Anriette Esterhuysen (South Africa) is the Executive Director of the Association for Progressive Communications, an international networked organization established in 1990 that focuses on the use of information and communication technologies by civil society for social justice and development. She was Executive Director of SANGONeT, an internet service provider and ICT training institution for the development sector in South Africa from 1993 to 2000. Prior to that she worked in development and in human rights organisations involved in the struggle against Apartheid in South Africa. She is a founder of Women'sNet, a national women's network in South Africa and has served on the African Technical Advisory Committee of the UN's Economic Commission for Africa's African Information Society Initiative and on the United Nations ICT Task Force from 2002-5. She serves on the governing bodies of Isis Women's International Cross Cultural Exchange in Uganda, the Global e-Schools & Communities Initiative (GeSCI), and Ungana Afrika, a South African e-rider network.

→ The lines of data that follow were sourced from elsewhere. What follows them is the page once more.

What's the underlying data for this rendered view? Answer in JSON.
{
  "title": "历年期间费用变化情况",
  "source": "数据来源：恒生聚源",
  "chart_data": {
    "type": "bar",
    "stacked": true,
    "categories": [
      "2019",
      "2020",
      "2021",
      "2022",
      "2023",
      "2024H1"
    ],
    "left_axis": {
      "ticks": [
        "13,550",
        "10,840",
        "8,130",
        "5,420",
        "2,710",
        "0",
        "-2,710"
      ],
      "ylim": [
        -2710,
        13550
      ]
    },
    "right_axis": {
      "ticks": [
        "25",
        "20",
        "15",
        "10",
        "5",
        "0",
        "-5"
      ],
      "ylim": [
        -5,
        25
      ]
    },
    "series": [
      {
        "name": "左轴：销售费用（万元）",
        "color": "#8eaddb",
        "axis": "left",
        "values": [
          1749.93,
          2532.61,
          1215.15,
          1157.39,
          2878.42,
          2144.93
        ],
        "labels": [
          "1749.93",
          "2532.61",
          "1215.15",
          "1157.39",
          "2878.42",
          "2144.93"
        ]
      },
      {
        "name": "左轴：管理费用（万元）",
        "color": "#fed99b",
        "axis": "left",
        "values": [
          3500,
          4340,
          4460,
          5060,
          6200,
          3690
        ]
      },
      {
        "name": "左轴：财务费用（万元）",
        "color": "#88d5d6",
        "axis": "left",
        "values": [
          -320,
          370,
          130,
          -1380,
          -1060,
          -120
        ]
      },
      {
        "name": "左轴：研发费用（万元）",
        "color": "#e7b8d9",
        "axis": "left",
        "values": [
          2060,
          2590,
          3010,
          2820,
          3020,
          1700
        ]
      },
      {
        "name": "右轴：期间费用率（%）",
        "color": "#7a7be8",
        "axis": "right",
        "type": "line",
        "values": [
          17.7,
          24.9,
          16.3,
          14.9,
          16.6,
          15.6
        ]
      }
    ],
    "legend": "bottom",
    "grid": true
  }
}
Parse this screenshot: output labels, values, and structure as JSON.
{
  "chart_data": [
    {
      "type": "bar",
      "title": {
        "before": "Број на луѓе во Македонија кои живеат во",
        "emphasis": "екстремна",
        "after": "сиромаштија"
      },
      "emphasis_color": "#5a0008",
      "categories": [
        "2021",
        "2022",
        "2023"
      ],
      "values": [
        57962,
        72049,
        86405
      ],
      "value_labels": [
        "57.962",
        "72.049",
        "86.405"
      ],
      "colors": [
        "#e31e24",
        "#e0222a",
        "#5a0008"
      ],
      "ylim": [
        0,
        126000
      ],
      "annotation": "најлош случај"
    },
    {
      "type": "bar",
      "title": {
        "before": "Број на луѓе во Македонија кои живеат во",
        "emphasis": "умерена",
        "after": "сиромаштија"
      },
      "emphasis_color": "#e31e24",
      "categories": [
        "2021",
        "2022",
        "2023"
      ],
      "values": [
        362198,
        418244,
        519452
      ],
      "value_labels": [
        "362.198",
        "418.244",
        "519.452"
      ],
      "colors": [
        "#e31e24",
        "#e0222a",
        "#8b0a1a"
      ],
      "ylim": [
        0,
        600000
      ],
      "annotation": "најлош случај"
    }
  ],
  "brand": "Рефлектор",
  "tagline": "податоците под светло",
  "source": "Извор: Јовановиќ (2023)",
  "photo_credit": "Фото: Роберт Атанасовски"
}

Peter H. Hellmonds is Head of Corporate Social Responsibility at Nokia Siemens Networks, and is based in Munich, Germany. Before assuming this position, he was Vice President of Public and International Affairs at the Communications group of Siemens AG in Germany. He is a member of the Public Affairs working group of BITKOM, the German ICT industry association, and leads the German Broadband Initiative, a special project of the German ICT Initiative D21. He was involved in the WSIS process, especially with regard to Internet Governance, IGF, and the WSIS Follow-up and Implementation. Peter also supported the World Economic Forum Digital Divide Initiative, the Digital Opportunities Task Force of the G8 and the UN ICT Task Force. In 2006, he was appointed to the Commission on E-Business, IT and Telecommunications of the ICC, the Communications Working Group of the German UNESCO Commission, and the Strategy Council of the UN Global Alliance for ICT and Development. Peter Hellmonds holds a Master of Public Affairs from the Princeton University, a Diploma in International Studies from Johns Hopkins University, and a Bachelor of Science in Foreign Service from Georgetown University.